Otago MP Jacqui Dean felt like a bit of a "wally" yesterday, after it was revealed she tried to ban North Otago's most precious commodity - water.
Mrs Dean has confirmed she was caught in a hoax by an online blogger asking for her help in banning dihydrogen monoxide - which, it turns out, is the chemical name for ordinary H20.
The blunder is a long-running hoax that seeks to trick gullible MPs into calling for the eradication of water.
A letter, signed by Mrs Dean, was sent to Associate Health Minister Jim Anderton last month, asking if the Expert Advisory Committee on Drugs had a view on banning the "drug".
A Blogspot.com blogger, Michael Earley, of Auckland, published the original letter to Mrs Dean yesterday.
On Tuesday's first reading of the Misuse of Drugs (Classification of BZP) Amendment Bill, Mr Anderton took the opportunity to rub Mrs Dean's nose in it.
Mrs Dean responded with a note across the house that said "touchi - you got me".
When contacted yesterday she said she realised she had made a mistake, but could see the funny side.
She had been in email contact with a constituent, who said he had a bachelor of pharmacology, but despite a Google search by one of her colleagues, Mrs Dean could find nothing to verify it was not a lethal substance.
"I have been well and truly set up - they were trying to catch me out," she said. "When I got the letter back I laughed out loud - I think it's quite funny."
Mrs Dean said everyone had been "pointing the finger" at her.
"I have been taken for a ride - I just hope it does not detract from the real issue," she said.
Mr Anderton said he would not be banning dihydrogen monoxide or asking for the experts to consider it.
He responded saying: "Thank you for your letter of 23 August, 2007 about your constituent call for the ban on dihydrogen monoxide, (but) dihydrogen monoxide is water," he said.
"It may have been described to you as colourless, odourless, tasteless and causing the death of uncounted thousands of people every year...(but) I had to respond that the experts had no intention of (banning water)."
It is not the first time MPs have had a brush with the hoax.
In 2001, a staff member in Green MP Sue Kedgley's office responded to a request for support saying she would be "absolutely supportive of the campaign to ban this toxic substance".

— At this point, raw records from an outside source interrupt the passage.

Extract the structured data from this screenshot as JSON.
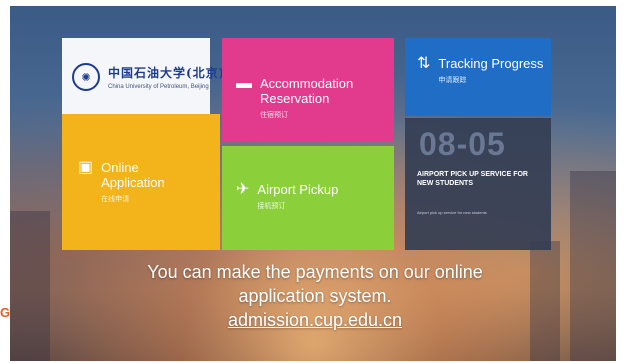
{
  "logo": {
    "cn": "中国石油大学(北京)",
    "en": "China University of Petroleum, Beijing",
    "seal": "✺"
  },
  "tiles": {
    "accommodation": {
      "title": "Accommodation Reservation",
      "subtitle": "住宿预订",
      "icon": "bed-icon",
      "color": "#e23b8e"
    },
    "tracking": {
      "title": "Tracking Progress",
      "subtitle": "申请跟踪",
      "icon": "sort-lines-icon",
      "color": "#1f6dc4"
    },
    "online": {
      "title": "Online Application",
      "subtitle": "在线申请",
      "icon": "application-icon",
      "color": "#f3b31a"
    },
    "pickup": {
      "title": "Airport Pickup",
      "subtitle": "接机预订",
      "icon": "airplane-icon",
      "color": "#8bcf3a"
    },
    "notice": {
      "date": "08-05",
      "title": "AIRPORT PICK UP SERVICE FOR NEW STUDENTS",
      "subtitle": "Airport pick up service for new students"
    }
  },
  "caption": {
    "line1": "You can make the payments on our online",
    "line2": "application system.",
    "link": "admission.cup.edu.cn"
  },
  "edge_mark": "G"
}
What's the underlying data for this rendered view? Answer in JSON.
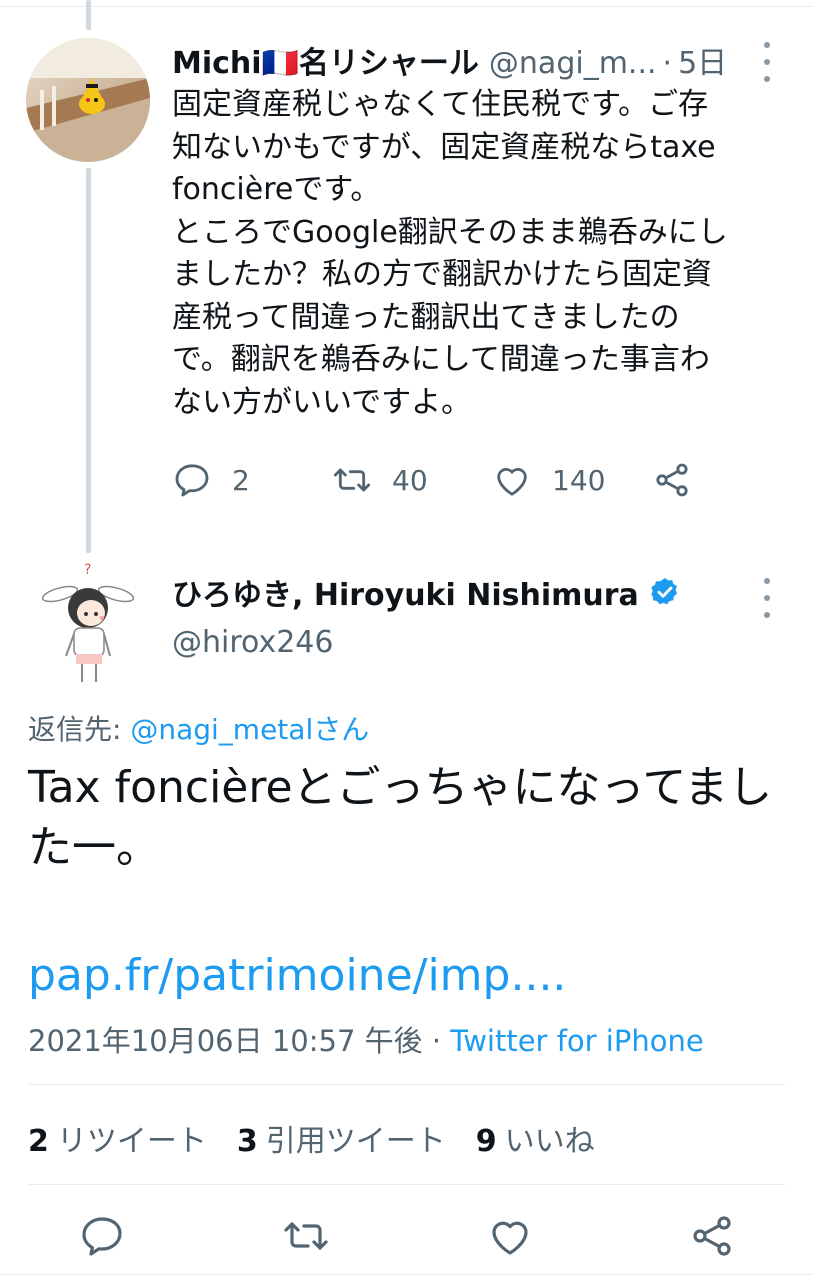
{
  "tweet1": {
    "display_name": "Michi🇫🇷名リシャール",
    "handle": "@nagi_m...",
    "time": "5日",
    "text": "固定資産税じゃなくて住民税です。ご存\n知ないかもですが、固定資産税ならtaxe\nfoncièreです。\nところでGoogle翻訳そのまま鵜呑みにし\nましたか？私の方で翻訳かけたら固定資\n産税って間違った翻訳出てきましたの\nで。翻訳を鵜呑みにして間違った事言わ\nない方がいいですよ。",
    "reply_count": "2",
    "retweet_count": "40",
    "like_count": "140"
  },
  "tweet2": {
    "display_name": "ひろゆき, Hiroyuki Nishimura",
    "handle": "@hirox246",
    "reply_to_prefix": "返信先: ",
    "reply_to_mention": "@nagi_metalさん",
    "text": "Tax foncièreとごっちゃになってました一。",
    "link": "pap.fr/patrimoine/imp....",
    "timestamp": "2021年10月06日 10:57 午後",
    "separator": " · ",
    "source": "Twitter for iPhone",
    "stats": [
      {
        "count": "2",
        "label": "リツイート"
      },
      {
        "count": "3",
        "label": "引用ツイート"
      },
      {
        "count": "9",
        "label": "いいね"
      }
    ]
  },
  "colors": {
    "accent": "#1d9bf0",
    "secondary_text": "#536471",
    "divider": "#e6ecf0"
  },
  "icons": [
    "more-icon",
    "reply-icon",
    "retweet-icon",
    "like-icon",
    "share-icon",
    "verified-badge-icon"
  ]
}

A quick call around the phone book proved Mrs Dean was not on her own in believing the technical name sounds like a lethal substance.
Oamaru woman Bronwyn Shallish had no idea what it meant either."It sounds like a chemical - it's a long word, but I probably could have worked it out," she said.
Whiterocks resident Atholea Shanks found the name "fascinating" and thought it sounded like a gas rather than a party pill.
A retired Oamaru woman, who declined to be named, thought it must have been a peroxide-type chemical.